Gavin Whittingham rushed for a pair of touchdowns in last Saturday's Subway Bowl BC AAA Coastal semifinal. (Photo by Howard Tsumura property of Varsity Letters 2021. All Rights Reserved)
Feature High School Football

Terry Fox’s Gavin Whittingham: As Subway Bowl hits Super Saturday, Ravens’ rousing running back the perfect barometre of what the game truly means to us all!

VANCOUVER — When the high school and college football calendar turns to December, the games have a way of transcending the ordinary on their way to becoming epic.

And when you’re a high school senior, it goes without saying that the stakes are magnified by 10.

On Saturday, when the B.C. AAA Subway Coastal championship final between Port Coquitlam’s Terry Fox Ravens and the G.W. Graham Grizzlies of Chilliwack kicks off at 7 p.m. as the finale to what has been an emotional re-start season, the intensity of one such senior will serve as the perfect example of what being given the chance to play the game again has meant to all of those who strapped on their helmets in 2021.

Terry Fox senior running back Gavin Whittingham, the Ravens’ quicksilver flash, like so many others at this time of the season, is playing the game at something less than his full health.

Yet as he looked ahead to the title game in the moments following last week’s win over Notre Dame, he was already espousing the virtues of mind over matter as his focus shifted to that of the Grizzlies.

“I am going all out, I am going all out,” he said. “I am playing through a little bit of an injury… my foot is a little sprained, but this is my last game.

“So I have my family bringing my crutches to the next game,” he continued. “I am going all out to the point where I am going to need crutches. This is my last high school game. I am playing the whole game. And we are all going to go all-out.”

Whittingham is a kid who has always worn his heart on his sleeve, and of course, despite his exuberance of youth, safety is always going to come first.
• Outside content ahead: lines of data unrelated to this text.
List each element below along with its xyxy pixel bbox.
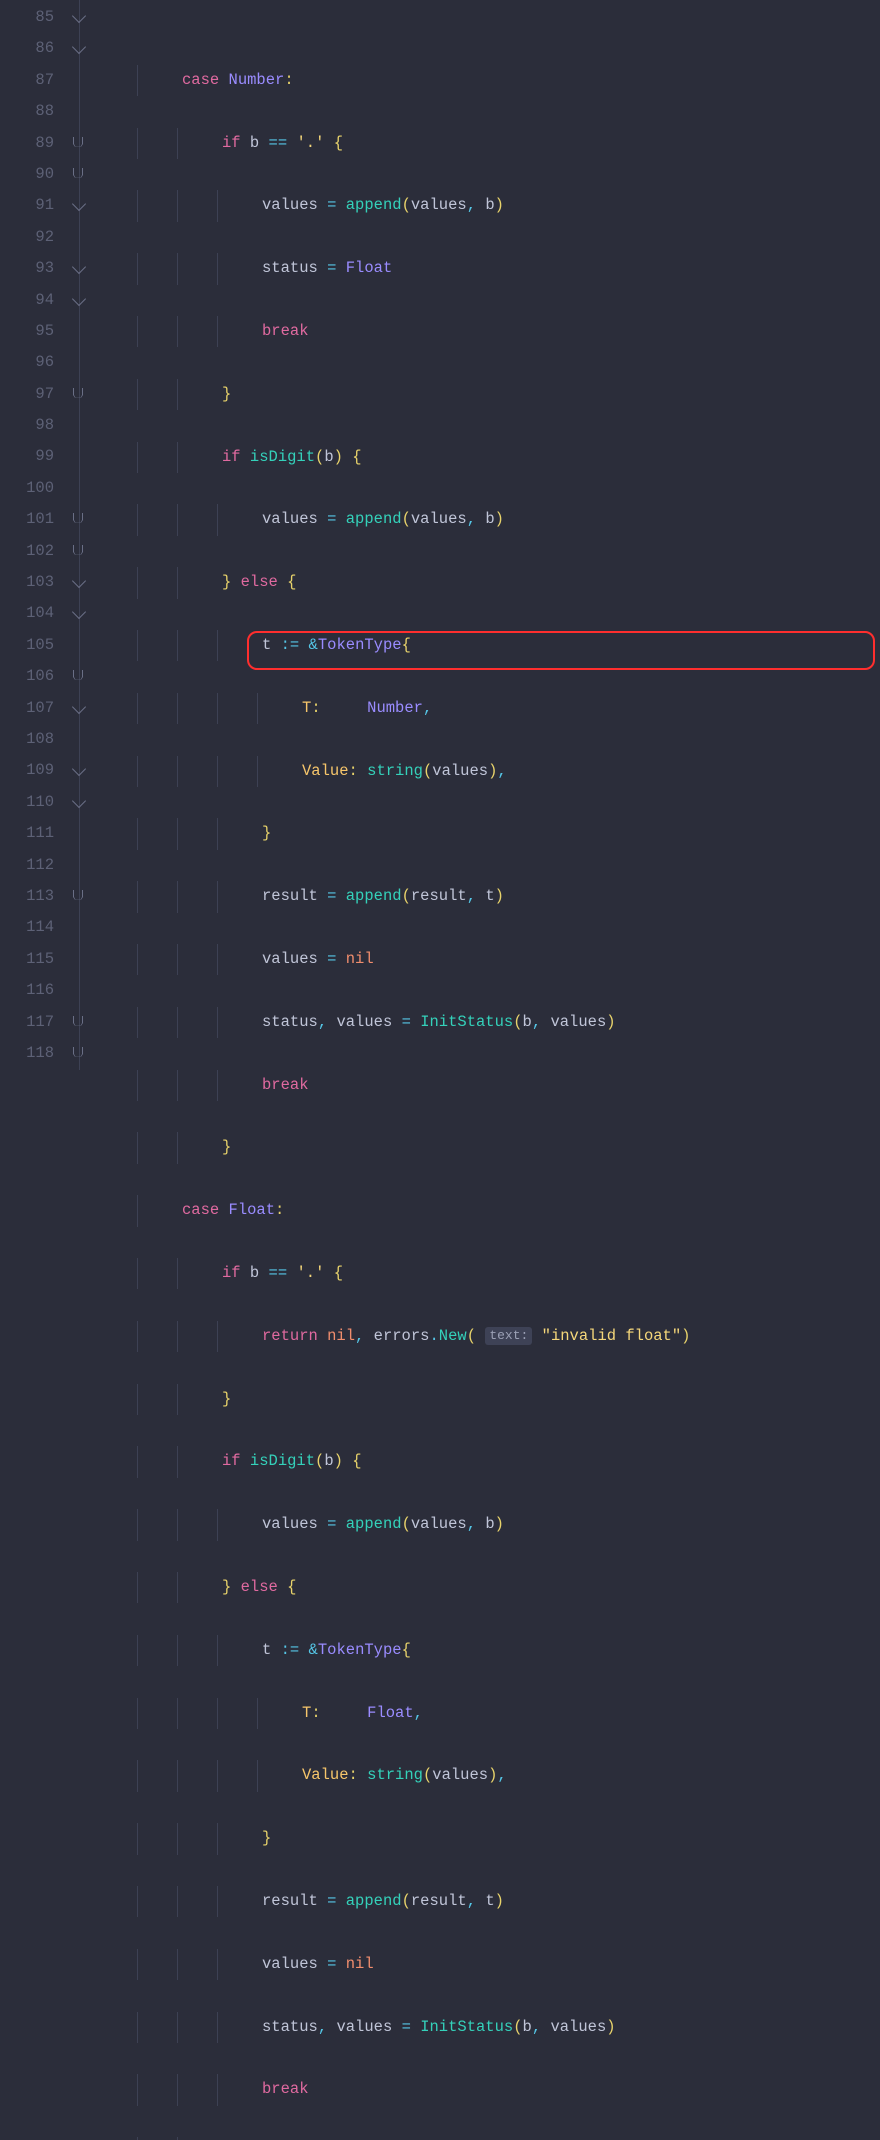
fold-row[interactable]: [68, 944, 92, 975]
line-number: 102: [0, 536, 54, 567]
fold-close-icon: [73, 670, 83, 682]
line-number: 92: [0, 222, 54, 253]
fold-row[interactable]: [68, 96, 92, 127]
fold-row[interactable]: [68, 881, 92, 912]
fold-row[interactable]: [68, 285, 92, 316]
line-number: 88: [0, 96, 54, 127]
fold-row[interactable]: [68, 347, 92, 378]
fold-row[interactable]: [68, 253, 92, 284]
fold-open-icon: [72, 9, 86, 23]
fold-close-icon: [73, 168, 83, 180]
fold-close-icon: [73, 513, 83, 525]
line-number: 117: [0, 1007, 54, 1038]
line-number: 118: [0, 1038, 54, 1069]
line-number: 113: [0, 881, 54, 912]
fold-row[interactable]: [68, 65, 92, 96]
line-number: 90: [0, 159, 54, 190]
fold-row[interactable]: [68, 159, 92, 190]
type-number: Number: [229, 71, 285, 89]
fold-close-icon: [73, 1047, 83, 1059]
fold-row[interactable]: [68, 1038, 92, 1069]
fold-row[interactable]: [68, 787, 92, 818]
line-number: 91: [0, 190, 54, 221]
fold-row[interactable]: [68, 755, 92, 786]
line-number: 100: [0, 473, 54, 504]
fold-row[interactable]: [68, 567, 92, 598]
line-number: 110: [0, 787, 54, 818]
line-number: 103: [0, 567, 54, 598]
line-number-gutter: 8586878889909192939495969798991001011021…: [0, 0, 68, 1070]
fold-open-icon: [72, 291, 86, 305]
fold-row[interactable]: [68, 661, 92, 692]
fold-row[interactable]: [68, 316, 92, 347]
line-number: 99: [0, 441, 54, 472]
line-number: 109: [0, 755, 54, 786]
fold-row[interactable]: [68, 598, 92, 629]
line-number: 94: [0, 285, 54, 316]
line-number: 89: [0, 128, 54, 159]
fold-open-icon: [72, 574, 86, 588]
fold-row[interactable]: [68, 441, 92, 472]
line-number: 116: [0, 975, 54, 1006]
fold-row[interactable]: [68, 912, 92, 943]
fold-open-icon: [72, 794, 86, 808]
line-number: 114: [0, 912, 54, 943]
fold-open-icon: [72, 260, 86, 274]
line-number: 96: [0, 347, 54, 378]
line-number: 93: [0, 253, 54, 284]
line-number: 86: [0, 33, 54, 64]
line-number: 95: [0, 316, 54, 347]
fold-open-icon: [72, 40, 86, 54]
line-number: 98: [0, 410, 54, 441]
fold-open-icon: [72, 605, 86, 619]
line-number: 108: [0, 724, 54, 755]
line-number: 87: [0, 65, 54, 96]
line-number: 106: [0, 661, 54, 692]
fold-row[interactable]: [68, 975, 92, 1006]
fold-row[interactable]: [68, 410, 92, 441]
fold-row[interactable]: [68, 379, 92, 410]
fold-close-icon: [73, 388, 83, 400]
fold-open-icon: [72, 700, 86, 714]
fold-row[interactable]: [68, 818, 92, 849]
line-number: 104: [0, 598, 54, 629]
line-number: 101: [0, 504, 54, 535]
fold-close-icon: [73, 890, 83, 902]
fold-row[interactable]: [68, 128, 92, 159]
line-number: 97: [0, 379, 54, 410]
fold-row[interactable]: [68, 473, 92, 504]
line-number: 105: [0, 630, 54, 661]
inlay-hint: text:: [485, 1327, 532, 1345]
line-number: 107: [0, 693, 54, 724]
fold-close-icon: [73, 545, 83, 557]
fold-close-icon: [73, 137, 83, 149]
line-number: 85: [0, 2, 54, 33]
fold-row[interactable]: [68, 504, 92, 535]
fold-row[interactable]: [68, 2, 92, 33]
line-number: 112: [0, 850, 54, 881]
fold-row[interactable]: [68, 33, 92, 64]
fold-row[interactable]: [68, 724, 92, 755]
fold-row[interactable]: [68, 1007, 92, 1038]
fold-row[interactable]: [68, 190, 92, 221]
code-area[interactable]: case Number: if b == '.' { values = appe…: [92, 0, 880, 1070]
line-number: 115: [0, 944, 54, 975]
fold-gutter: [68, 0, 92, 1070]
fold-close-icon: [73, 1016, 83, 1028]
fold-row[interactable]: [68, 536, 92, 567]
fold-row[interactable]: [68, 630, 92, 661]
fold-row[interactable]: [68, 222, 92, 253]
keyword-case: case: [182, 71, 219, 89]
fold-row[interactable]: [68, 850, 92, 881]
fold-row[interactable]: [68, 693, 92, 724]
fold-open-icon: [72, 762, 86, 776]
line-number: 111: [0, 818, 54, 849]
fold-open-icon: [72, 197, 86, 211]
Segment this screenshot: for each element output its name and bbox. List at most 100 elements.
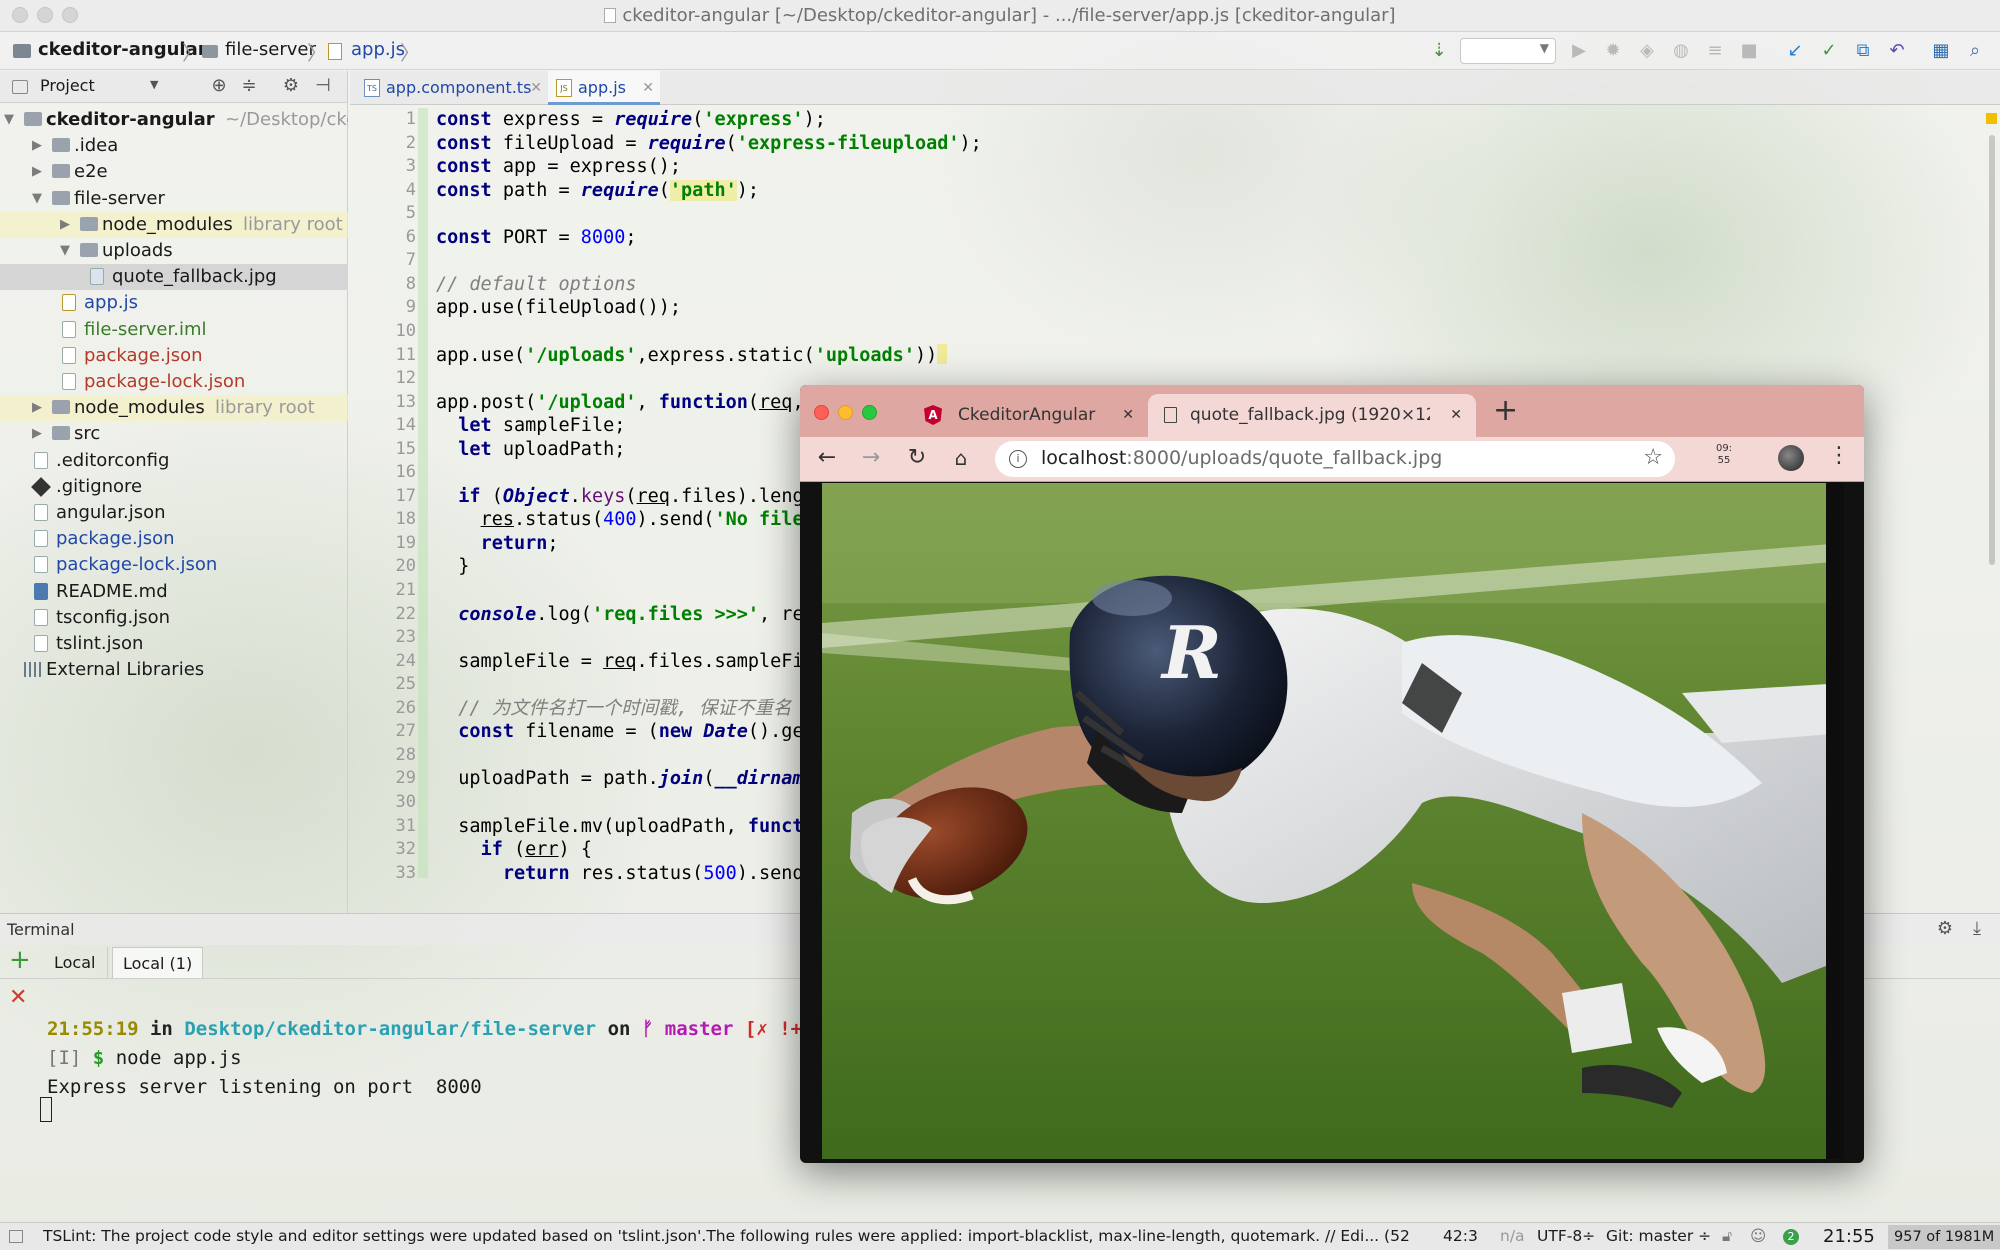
tree-item[interactable]: ▶ node_modules library root	[0, 211, 348, 238]
coverage-icon[interactable]: ◈	[1636, 40, 1658, 62]
status-message[interactable]: TSLint: The project code style and edito…	[43, 1223, 1413, 1250]
tree-item[interactable]: README.md	[0, 579, 348, 605]
new-tab-icon[interactable]: +	[1493, 393, 1518, 428]
tree-item[interactable]: ▶ node_modules library root	[0, 395, 348, 422]
chevron-right-icon[interactable]: ▶	[30, 421, 44, 447]
profile-avatar[interactable]	[1778, 445, 1804, 471]
tab-app-js[interactable]: JS app.js ✕	[548, 71, 660, 105]
close-window-button[interactable]	[814, 405, 829, 420]
collapse-all-icon[interactable]: ≑	[238, 75, 260, 97]
markdown-file-icon	[34, 582, 48, 600]
chevron-down-icon[interactable]: ▼	[150, 78, 158, 91]
vcs-commit-icon[interactable]: ✓	[1818, 40, 1840, 62]
sort-icon[interactable]: ⇣	[1428, 40, 1450, 62]
project-view-select[interactable]: Project	[40, 76, 95, 95]
tree-item[interactable]: ▶ .idea	[0, 133, 348, 159]
notification-badge[interactable]: 2	[1783, 1229, 1799, 1245]
build-icon[interactable]: ≡	[1704, 40, 1726, 62]
tree-item[interactable]: package-lock.json	[0, 552, 348, 578]
run-config-select[interactable]: ▼	[1460, 38, 1556, 64]
browser-tab-ckeditor[interactable]: A CkeditorAngular ✕	[900, 394, 1140, 437]
tree-item[interactable]: package-lock.json	[0, 369, 348, 395]
chevron-down-icon[interactable]: ▼	[30, 186, 44, 212]
chevron-right-icon[interactable]: ▶	[30, 133, 44, 159]
add-terminal-icon[interactable]: +	[9, 945, 31, 975]
tree-item[interactable]: package.json	[0, 526, 348, 552]
hide-panel-icon[interactable]: ⊣	[312, 75, 334, 97]
close-tab-icon[interactable]: ✕	[1450, 394, 1462, 436]
tree-item[interactable]: ▼ file-server	[0, 186, 348, 212]
line-number: 25	[395, 674, 416, 695]
locate-icon[interactable]: ⊕	[208, 75, 230, 97]
tree-item[interactable]: ▼ uploads	[0, 238, 348, 264]
profile-icon[interactable]: ◍	[1670, 40, 1692, 62]
close-tab-icon[interactable]: ✕	[1122, 394, 1134, 436]
chevron-right-icon[interactable]: ▶	[30, 395, 44, 421]
lock-icon[interactable]: 🔓︎	[1722, 1223, 1732, 1250]
scrollbar-thumb[interactable]	[1989, 135, 1995, 565]
tree-item[interactable]: .editorconfig	[0, 448, 348, 474]
tree-item[interactable]: tslint.json	[0, 631, 348, 657]
tree-item[interactable]: angular.json	[0, 500, 348, 526]
tree-item[interactable]: quote_fallback.jpg	[0, 264, 348, 291]
line-separator[interactable]: n/a	[1500, 1223, 1525, 1250]
chevron-down-icon[interactable]: ▼	[2, 107, 16, 133]
close-icon[interactable]: ✕	[530, 71, 542, 105]
run-icon[interactable]: ▶	[1568, 40, 1590, 62]
debug-icon[interactable]: ✹	[1602, 40, 1624, 62]
tree-item[interactable]: app.js	[0, 290, 348, 316]
hide-panel-icon[interactable]: ⤓	[1966, 918, 1988, 940]
search-icon[interactable]: ⌕	[1964, 40, 1986, 62]
code-line: const filename = (new Date().ge	[458, 721, 804, 743]
git-branch[interactable]: Git: master ÷	[1606, 1223, 1711, 1250]
project-structure-icon[interactable]: ▦	[1930, 40, 1952, 62]
zoom-window-button[interactable]	[862, 405, 877, 420]
gear-icon[interactable]: ⚙	[280, 75, 302, 97]
tree-item[interactable]: package.json	[0, 343, 348, 369]
chevron-down-icon[interactable]: ▼	[58, 238, 72, 264]
vcs-update-icon[interactable]: ↙	[1784, 40, 1806, 62]
inspector-icon[interactable]: ☺	[1750, 1223, 1766, 1250]
browser-toolbar: ← → ↻ ⌂ i localhost:8000/uploads/quote_f…	[800, 437, 1864, 482]
breadcrumb-file[interactable]: app.js	[351, 39, 405, 60]
chevron-right-icon[interactable]: ▶	[58, 212, 72, 238]
address-bar[interactable]: i localhost:8000/uploads/quote_fallback.…	[995, 441, 1675, 477]
line-number-gutter: 1 2 3 4 5 6 7 8 9 10 11 12 13 14 15 16 17 18 19 20 21 22 23 24 2…	[350, 105, 420, 913]
gear-icon[interactable]: ⚙	[1934, 918, 1956, 940]
reload-icon[interactable]: ↻	[906, 447, 928, 469]
forward-icon[interactable]: →	[860, 447, 882, 469]
breadcrumb-folder[interactable]: file-server	[225, 39, 316, 60]
file-encoding[interactable]: UTF-8÷	[1537, 1223, 1595, 1250]
home-icon[interactable]: ⌂	[950, 447, 972, 469]
star-icon[interactable]: ☆	[1643, 445, 1663, 470]
tree-item[interactable]: External Libraries	[0, 657, 348, 683]
tab-terminal-local[interactable]: Local	[42, 947, 109, 978]
line-number: 27	[395, 721, 416, 742]
caret-position[interactable]: 42:3	[1443, 1223, 1478, 1250]
stop-icon[interactable]: ■	[1738, 40, 1760, 62]
code-line: app.use('/uploads',express.static('uploa…	[436, 343, 948, 368]
tree-item[interactable]: ▶ src	[0, 421, 348, 447]
vcs-compare-icon[interactable]: ⧉	[1852, 40, 1874, 62]
tree-item[interactable]: ▶ e2e	[0, 159, 348, 185]
code-line: const PORT = 8000;	[436, 226, 637, 248]
minimize-window-button[interactable]	[838, 405, 853, 420]
chevron-right-icon[interactable]: ▶	[30, 159, 44, 185]
tree-item-label: src	[74, 423, 101, 445]
tree-item[interactable]: tsconfig.json	[0, 605, 348, 631]
memory-indicator[interactable]: 957 of 1981M	[1888, 1225, 2000, 1249]
back-icon[interactable]: ←	[816, 447, 838, 469]
extension-clock[interactable]: 09: 55	[1712, 443, 1736, 467]
browser-tab-image[interactable]: quote_fallback.jpg (1920×1253) ✕	[1148, 394, 1476, 437]
tree-item[interactable]: file-server.iml	[0, 317, 348, 343]
tab-app-component-ts[interactable]: TS app.component.ts ✕	[356, 71, 546, 105]
menu-icon[interactable]: ⋮	[1828, 443, 1850, 468]
code-line: // 为文件名打一个时间戳, 保证不重名	[458, 697, 792, 719]
close-icon[interactable]: ✕	[642, 71, 654, 105]
toggle-panels-icon[interactable]	[9, 1230, 23, 1243]
helmet-logo: R	[1160, 610, 1222, 695]
tree-item[interactable]: .gitignore	[0, 474, 348, 500]
revert-icon[interactable]: ↶	[1886, 40, 1908, 62]
tree-item[interactable]: ▼ ckeditor-angular ~/Desktop/cked	[0, 107, 348, 133]
tab-terminal-local-1[interactable]: Local (1)	[112, 947, 204, 978]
Yet over what has been an emotional re-start season for B.C. high school football, from its off-season uncertainties, to its B.C. Place controversy, to the mass flooding which led to a revamping of the Subway Bowl playoffs, he is that barometre which tells us that no matter where you play them or what you call them, these games will always mean a ton to those who play in them.

Ball security will be a priority come Saturday vows Terry Fox senior running back Gavin Whittingham, here taking a pitch from Ravens’ quarterback Owen Sieben. (Photo by Howard Tsumura property of Varsity Letters 2021. All Rights Reserved)

If you happened to be watching Terry Fox’s 27-14 semifinal win last Saturday over Notre Dame, then perhaps you saw the aforementioned Whittingham enter that zone of fumble-itis which every player dreads.

Yet to hear his heartfelt admissions around the topic in the post-game, and the mindset he had already adopted late in that game to make sure good habits carried over to this Saturday was, in a word, inspiring.

In the first-half last Saturday, Whittingham seemed well on his way towards rushing for his second touchdown of game when he fumbled the ball forward at the opposition 10-yard line.

Through an act of the football gods, the ball was scooped up by his teammate Renzel Arinaza at the goal line for a touchdown.

Then, in the second half, Whittingham, fumbled again, this time deep in his own end.

Once again, fortune smiled on the Ravens, who not only got a stop but mounted a drive which Whittingham capped by taking off on a blistering 20-yard run for his second touchdown of the game.

“That came out huge, but you know what?” he began afterwards, “I need to hold onto that ball. Personally, I never fumble. I’ve fumbled at most four times in my whole career… so having all these fumbles?”

Speeding up the sidelines, Terry Fox’s Gavin Whittingham is chased by the entire Notre Dame defence at B.C. Place Stadium, Nov. 27, 2021. (Photo by Howard Tsumura property of Varsity Letters 2021. All Rights Reserved)

As he spoke, it was readily apparent that Whittingham had learned his lessons about the importance of ball security.

“When I scored that last touchdown, I had two hands on the ball,” he continued, locking his arms across his body and holding that posture for the rest of his entire post-game conversation. “A late drive and I have a chance to break one. I was feeling a little pressure. But two hands on the ball. At all times. I am saying that to myself.”

Then comes a moment both serious and comical.

“I held my two hands on the ball until the ref wanted to get the ball from me after I scored,” explained Whittingham. “But  I said ‘No, you are going to have to take it from me.’ I held my arms up with two hands on the ball. I said to him ‘Please take it from me because I am not letting go.’ And so he took it. He was laughing. He had to rip it out.”

Thank you for last weekend and for the one to come again this Saturday under the dome at B.C. Place.

And thank you for a season of B.C. high school football, which in the end, always seems to have a way of bringing out that little bit of Gavin Whittingham in all of us.